PRESS

Sugar Sammy gets laughs no matter what language he speaks

by JIM SLOTEK
2016-03-18

C'est tres ironique that Quebec language-criminal Sugar Sammy would be performing a French-language comedy show – in Toronto. He performs Saturday as part of its La Semaine de la Francophonie festival.

I mean, it's one thing to preserve French in La Belle Province. In Hogtown, it's like fighting to protect a rare bird from extinction.

“It is kind of weird,” says the multilingual Sammy, who has performed worldwide, variously in French, English, Punjabi and Hindi. “It's the opposite of back home.”

Sammy made headlines in 2014 when he bought subway ads in the Montreal Metro – in advance of a series of shows – that read “For Christmas, I'd like a complaint from the Office de la langue française,” a reference to the language police of the province's Bill 101.

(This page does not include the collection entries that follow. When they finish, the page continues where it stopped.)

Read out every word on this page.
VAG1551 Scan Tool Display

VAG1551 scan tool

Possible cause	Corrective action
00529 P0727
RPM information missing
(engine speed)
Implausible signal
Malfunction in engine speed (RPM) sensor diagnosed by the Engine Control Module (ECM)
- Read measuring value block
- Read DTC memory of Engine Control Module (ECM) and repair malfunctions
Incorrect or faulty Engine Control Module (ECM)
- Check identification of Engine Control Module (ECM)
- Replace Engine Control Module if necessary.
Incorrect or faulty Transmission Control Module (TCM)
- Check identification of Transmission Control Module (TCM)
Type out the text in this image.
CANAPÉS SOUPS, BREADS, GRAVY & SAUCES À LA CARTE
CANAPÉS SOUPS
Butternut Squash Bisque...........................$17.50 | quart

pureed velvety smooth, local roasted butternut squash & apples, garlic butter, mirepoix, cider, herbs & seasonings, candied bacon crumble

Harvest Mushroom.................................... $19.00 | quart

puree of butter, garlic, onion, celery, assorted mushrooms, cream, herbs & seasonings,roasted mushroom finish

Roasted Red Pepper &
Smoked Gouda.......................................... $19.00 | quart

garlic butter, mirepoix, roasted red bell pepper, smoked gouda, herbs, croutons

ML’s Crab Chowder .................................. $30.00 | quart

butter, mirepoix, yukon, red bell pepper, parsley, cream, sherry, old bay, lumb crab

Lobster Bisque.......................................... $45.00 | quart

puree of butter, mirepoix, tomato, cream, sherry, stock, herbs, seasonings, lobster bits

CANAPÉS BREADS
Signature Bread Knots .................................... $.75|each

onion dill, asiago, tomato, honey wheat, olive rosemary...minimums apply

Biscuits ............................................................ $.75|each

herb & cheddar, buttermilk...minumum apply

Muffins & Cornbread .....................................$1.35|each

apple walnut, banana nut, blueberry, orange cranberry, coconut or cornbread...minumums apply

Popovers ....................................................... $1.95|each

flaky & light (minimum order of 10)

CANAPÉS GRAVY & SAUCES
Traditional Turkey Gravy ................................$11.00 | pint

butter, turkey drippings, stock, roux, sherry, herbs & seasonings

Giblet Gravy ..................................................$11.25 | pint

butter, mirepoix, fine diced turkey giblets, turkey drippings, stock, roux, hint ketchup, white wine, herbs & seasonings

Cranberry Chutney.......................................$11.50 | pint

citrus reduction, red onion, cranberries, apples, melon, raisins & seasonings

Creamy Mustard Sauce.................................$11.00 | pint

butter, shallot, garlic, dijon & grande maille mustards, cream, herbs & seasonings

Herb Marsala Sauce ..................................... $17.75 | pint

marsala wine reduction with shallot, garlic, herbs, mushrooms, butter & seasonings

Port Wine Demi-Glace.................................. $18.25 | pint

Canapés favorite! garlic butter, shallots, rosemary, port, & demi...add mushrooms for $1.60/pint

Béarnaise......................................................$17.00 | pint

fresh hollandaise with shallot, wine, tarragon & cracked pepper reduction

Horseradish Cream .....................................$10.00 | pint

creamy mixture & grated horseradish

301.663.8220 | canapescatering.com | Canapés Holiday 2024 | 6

A public complaint from a separatist lawyer later, Sammy had tape put over the English part of the sign – which was kind of a protest in itself. The stunt got him plenty of publicity, and outraged editorials from sovereigntist media pundits.

“I'm a big fan of the French language,” Sammy says. “But sometimes it's protected in an excessive way that I feel leaves them open to ridicule and doesn't help the cause. Things like pasta-gate.”

Ah, pasta-gate, a reminder that it's not just English that's the enemy. Sammy would have also broken the law if he'd posted his sign in Punjabi. “That's true,” he says, “but fewer people would have noticed.”

Though the stunt provoked at least one death threat, the comic still finds the whole thing funny. If he hadn't taped over the English, could he have gone to jail? “I'm not sure, but it would be hilarious. ‘I'm here for murder, what are you here for?' – ‘I'm here for posting an English sign.' You know you'd be the first guy raped in prison.”

Sammy laughs and pulls out his smartphone to type a reminder. “I think I just came up with a new bit!” he says.

The controversy certainly didn't hurt Sammy's career. Last week he was nominated for a best actor award at Quebec's Gala Artis TV awards for his single-camera comedy series Ces Gars La (Those Guys), which wrapped up its third and final season this week.

You can add a fifth performance language if you want. Sammy will also soon wrap his You're Gonna Rire tour, which is basically in “Franglais” and, thus, “only really works cities with a bilingual population.”

Suffice to say, Office de la langue française doesn't want to admit franglais even exists.

From my point of view, and logically, it's the more languages the better,” he says. “My kids, when I have them, will grow up going to French school, then they're going to do university in English.

“Along the way, I'll make them take as many elective languages as possible. It opens so many more doors. That's how I was raised. I speak four languages and I'm proud of it.”

Certainly, multilingualism served him well when he fronted the U.S. Comedy Central's first tour of India. “In Mumbai and Bangalore, I did shows in English and Hindi, and in Delhi, I did English and Punjabi.”

What languages does he dream in? “I'm tempted to say usually English, but it depends who I'm talking to in the dream. If I dream about my parents, I'm talking to them in Punjabi. If I dream about my girlfriend it's in English. And if it's my Quebec manager, it's in French.”

Sammy has naturally squeezed a lot of laughs out of “money and the ethnic vote,” Jacques Parizeau's famously bitter post-mortem of a lost referendum.

“And they still say s—like that,” he says. “Lately, they're saying things like, ‘We're losing a riding a year because of minorities.

“That mindset needs to change in Quebec. In Montreal, my neighbourhood, Côte-des-Neiges is totally multicultural and multilingual.

“It's the part of Montreal that's most like Toronto. Toronto's like a big Côte-des-Neiges to me.”

Sugar Sammy plays The Randolph Theatre, Saturday, March 19.